I do not pretend to be any of those things. I have very little real knowledge of how this issue could be extended into the future in terms of scientific analysis, but I do intend to represent my electorate on this issue, because I have asked my electorate what its view is. Obviously, I cannot speak to every person within the electorate, but, as I have done on many other issues, whether they be about the sale of Telstra or many of the resource issues or the various health issues that I have spoken on, I have always referred back to the people who elected me.
In this case, the people who have contacted me and showed their views to me are opposed to this legislation. That does not mean that everybody in the electorate is opposed to it; of course not. But the majority of people who have taken the time to contact and relay information to me or my office have voiced a view that they would like me to vote against this particular piece of legislation. And that is what I intend to do.
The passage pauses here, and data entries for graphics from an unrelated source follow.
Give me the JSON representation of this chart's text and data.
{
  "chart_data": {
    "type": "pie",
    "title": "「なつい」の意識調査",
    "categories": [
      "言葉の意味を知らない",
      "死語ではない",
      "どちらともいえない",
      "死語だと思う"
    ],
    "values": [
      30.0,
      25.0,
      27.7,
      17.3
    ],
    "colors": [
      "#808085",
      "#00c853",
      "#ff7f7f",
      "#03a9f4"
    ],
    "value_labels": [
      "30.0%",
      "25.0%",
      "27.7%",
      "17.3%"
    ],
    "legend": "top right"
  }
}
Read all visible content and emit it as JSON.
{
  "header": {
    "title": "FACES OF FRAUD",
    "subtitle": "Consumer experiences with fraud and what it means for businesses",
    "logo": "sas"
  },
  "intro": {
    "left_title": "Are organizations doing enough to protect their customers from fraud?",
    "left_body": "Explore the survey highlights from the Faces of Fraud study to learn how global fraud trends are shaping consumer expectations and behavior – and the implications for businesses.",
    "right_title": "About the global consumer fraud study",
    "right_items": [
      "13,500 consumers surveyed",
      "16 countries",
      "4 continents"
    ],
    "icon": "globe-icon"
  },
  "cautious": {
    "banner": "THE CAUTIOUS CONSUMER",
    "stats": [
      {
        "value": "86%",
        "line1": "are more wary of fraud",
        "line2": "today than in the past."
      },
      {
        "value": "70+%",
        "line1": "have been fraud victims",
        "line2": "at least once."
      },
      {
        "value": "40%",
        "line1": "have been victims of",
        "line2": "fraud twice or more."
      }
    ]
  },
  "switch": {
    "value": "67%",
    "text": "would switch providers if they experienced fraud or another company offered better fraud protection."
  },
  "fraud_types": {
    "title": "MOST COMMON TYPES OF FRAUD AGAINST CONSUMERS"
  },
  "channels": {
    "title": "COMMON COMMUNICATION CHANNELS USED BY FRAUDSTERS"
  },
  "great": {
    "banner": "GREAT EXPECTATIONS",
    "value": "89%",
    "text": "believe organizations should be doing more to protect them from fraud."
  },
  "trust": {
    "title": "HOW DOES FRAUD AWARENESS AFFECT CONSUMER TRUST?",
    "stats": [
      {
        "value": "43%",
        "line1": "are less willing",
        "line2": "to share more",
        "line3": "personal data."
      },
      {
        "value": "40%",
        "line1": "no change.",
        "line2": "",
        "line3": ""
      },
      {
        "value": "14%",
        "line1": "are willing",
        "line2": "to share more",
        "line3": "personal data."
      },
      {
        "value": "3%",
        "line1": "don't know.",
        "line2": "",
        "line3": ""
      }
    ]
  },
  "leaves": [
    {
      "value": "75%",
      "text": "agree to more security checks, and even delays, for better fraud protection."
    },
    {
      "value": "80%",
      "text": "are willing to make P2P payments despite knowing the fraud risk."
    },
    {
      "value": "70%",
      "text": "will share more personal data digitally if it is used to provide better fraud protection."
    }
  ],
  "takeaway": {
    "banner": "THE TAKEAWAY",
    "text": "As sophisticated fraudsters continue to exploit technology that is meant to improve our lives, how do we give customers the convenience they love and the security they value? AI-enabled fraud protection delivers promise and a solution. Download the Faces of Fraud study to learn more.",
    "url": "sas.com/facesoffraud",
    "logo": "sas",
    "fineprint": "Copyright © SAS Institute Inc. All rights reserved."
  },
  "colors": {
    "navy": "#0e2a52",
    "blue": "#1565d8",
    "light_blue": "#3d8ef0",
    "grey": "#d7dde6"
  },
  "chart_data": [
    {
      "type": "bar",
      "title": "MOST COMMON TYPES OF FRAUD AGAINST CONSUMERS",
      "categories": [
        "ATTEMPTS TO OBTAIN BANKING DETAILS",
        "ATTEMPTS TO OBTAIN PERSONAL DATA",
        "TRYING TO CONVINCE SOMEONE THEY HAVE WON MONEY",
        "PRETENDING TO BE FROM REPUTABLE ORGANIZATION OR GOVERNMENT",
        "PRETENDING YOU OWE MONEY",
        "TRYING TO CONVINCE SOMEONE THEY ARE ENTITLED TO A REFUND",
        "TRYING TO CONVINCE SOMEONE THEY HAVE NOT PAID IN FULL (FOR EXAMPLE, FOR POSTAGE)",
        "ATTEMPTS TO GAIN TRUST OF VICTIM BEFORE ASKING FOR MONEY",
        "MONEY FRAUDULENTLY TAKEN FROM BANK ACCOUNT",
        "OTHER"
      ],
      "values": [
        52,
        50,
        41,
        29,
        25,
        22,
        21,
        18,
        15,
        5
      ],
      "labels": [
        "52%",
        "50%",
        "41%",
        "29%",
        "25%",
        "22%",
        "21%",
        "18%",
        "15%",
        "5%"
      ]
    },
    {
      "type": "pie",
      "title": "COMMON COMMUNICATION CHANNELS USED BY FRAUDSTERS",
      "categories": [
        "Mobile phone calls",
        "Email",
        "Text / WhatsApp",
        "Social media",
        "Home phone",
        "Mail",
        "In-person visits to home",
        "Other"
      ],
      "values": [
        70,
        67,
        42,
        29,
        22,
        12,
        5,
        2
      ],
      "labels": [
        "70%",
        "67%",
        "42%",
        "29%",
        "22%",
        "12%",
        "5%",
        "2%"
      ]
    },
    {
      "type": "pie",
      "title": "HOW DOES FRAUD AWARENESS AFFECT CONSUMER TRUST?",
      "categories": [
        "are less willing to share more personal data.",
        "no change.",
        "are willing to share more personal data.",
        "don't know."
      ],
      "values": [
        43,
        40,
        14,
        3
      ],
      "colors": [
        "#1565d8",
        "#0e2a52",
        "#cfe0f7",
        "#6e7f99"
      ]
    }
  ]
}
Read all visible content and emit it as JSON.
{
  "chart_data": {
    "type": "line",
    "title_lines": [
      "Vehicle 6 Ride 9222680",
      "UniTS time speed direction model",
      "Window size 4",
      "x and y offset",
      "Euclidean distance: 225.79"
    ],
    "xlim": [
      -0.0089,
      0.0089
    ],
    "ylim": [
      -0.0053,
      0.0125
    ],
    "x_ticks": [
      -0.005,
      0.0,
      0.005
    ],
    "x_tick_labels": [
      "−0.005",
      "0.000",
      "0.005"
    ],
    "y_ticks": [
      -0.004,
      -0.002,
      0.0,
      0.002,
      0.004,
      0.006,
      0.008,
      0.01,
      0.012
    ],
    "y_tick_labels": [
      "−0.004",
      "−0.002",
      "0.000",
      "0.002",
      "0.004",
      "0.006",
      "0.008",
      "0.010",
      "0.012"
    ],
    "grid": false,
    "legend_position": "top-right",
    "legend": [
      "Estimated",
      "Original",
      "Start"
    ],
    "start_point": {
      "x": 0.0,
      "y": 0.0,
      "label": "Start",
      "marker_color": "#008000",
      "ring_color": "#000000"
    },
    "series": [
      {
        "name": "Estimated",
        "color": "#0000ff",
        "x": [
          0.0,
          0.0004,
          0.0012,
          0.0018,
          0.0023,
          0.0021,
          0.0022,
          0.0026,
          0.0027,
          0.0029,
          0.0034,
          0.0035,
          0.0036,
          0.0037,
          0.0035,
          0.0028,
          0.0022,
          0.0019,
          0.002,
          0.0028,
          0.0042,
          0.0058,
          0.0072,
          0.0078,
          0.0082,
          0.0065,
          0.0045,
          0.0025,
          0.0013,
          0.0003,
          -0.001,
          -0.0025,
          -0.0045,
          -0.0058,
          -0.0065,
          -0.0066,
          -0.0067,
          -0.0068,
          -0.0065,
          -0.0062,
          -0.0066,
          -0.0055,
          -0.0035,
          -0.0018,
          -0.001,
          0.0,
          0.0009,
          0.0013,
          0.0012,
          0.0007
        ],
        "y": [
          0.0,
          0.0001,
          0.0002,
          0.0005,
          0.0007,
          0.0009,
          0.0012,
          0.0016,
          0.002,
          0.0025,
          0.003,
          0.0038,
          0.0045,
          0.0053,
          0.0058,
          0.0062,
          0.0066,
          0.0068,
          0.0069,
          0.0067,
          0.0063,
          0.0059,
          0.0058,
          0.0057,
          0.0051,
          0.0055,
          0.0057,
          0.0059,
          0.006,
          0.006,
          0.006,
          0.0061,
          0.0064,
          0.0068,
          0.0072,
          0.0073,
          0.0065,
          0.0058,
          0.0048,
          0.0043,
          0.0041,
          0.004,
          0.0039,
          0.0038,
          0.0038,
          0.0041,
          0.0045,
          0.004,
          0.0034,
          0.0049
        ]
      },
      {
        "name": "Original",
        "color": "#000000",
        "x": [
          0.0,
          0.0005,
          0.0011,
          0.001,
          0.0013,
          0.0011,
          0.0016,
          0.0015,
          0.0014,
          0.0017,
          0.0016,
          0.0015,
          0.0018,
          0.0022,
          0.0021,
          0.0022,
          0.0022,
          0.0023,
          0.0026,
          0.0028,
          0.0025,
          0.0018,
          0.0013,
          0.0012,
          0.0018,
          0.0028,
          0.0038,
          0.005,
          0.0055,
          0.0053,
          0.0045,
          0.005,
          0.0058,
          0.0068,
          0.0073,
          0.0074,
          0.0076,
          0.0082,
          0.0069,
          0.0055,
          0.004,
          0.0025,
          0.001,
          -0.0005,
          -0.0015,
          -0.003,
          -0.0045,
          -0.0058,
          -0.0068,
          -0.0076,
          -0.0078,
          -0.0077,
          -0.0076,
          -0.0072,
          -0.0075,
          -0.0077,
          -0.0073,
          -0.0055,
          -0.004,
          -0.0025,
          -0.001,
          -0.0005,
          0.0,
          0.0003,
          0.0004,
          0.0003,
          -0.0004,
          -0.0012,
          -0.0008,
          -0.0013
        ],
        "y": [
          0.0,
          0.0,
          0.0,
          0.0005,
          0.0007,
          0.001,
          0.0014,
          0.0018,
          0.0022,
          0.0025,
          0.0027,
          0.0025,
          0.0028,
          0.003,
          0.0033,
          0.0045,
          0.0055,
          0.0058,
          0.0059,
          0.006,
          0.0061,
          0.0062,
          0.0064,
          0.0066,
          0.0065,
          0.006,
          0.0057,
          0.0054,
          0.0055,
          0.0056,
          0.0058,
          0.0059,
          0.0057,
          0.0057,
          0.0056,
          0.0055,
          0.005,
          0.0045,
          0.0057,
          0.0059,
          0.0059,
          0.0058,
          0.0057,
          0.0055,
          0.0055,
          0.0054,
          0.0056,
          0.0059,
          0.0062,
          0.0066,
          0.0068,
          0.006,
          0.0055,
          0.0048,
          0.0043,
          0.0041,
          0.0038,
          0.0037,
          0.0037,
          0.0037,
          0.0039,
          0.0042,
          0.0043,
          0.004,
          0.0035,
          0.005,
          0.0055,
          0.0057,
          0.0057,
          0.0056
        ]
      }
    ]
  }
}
I find it almost amusing and to some degree hurtful that some people in Australia cannot get a debate in this place on dental care being part of our healthcare system. We can allocate all of this time to a free vote on an issue—an important issue; it is about life, but so is dental care about health and obviously about life—but very little debate takes place in relation to dental care. I find it difficult to come to terms with the other issues that we face from day to day, one of which comes to mind immediately: the way in which old soldiers who served in the Second World War are being treated differently to old soldiers who served in the Second World War but went overseas, in terms of the allocation of a gold card. They are things that we could be doing very constructively to assist those people in the latter part of their life, but the government seems reluctant to go there and investigate the options that would be available.
Here we are participating in a free vote. Only yesterday there was a massive change in the wheat industry, and in the next six months, potentially, various policy changes are going to take place. When asked whether the lives of people who depend on those decisions would be taken into account, whether a conscience vote of wheat growers as to their own future and the mechanisms of the export of their product would be taken into account, the Prime Minister and Deputy Prime Minister ruled it out. They cannot have a free vote. Why are we having a free vote on this? Why do the wheat growers of Australia not have some say in their future lives and in the lives of their children? A lot of the arguments put in debate on this legislation have been about helping people in the future, about children and various illnesses that could be fixed by this legislation.
In conclusion, as I have already intimated, I will be opposing the legislation, not necessarily because of my private view or my conscience but because the majority of people who have taken the time to express their view to me or to my electorate office oppose the legislation.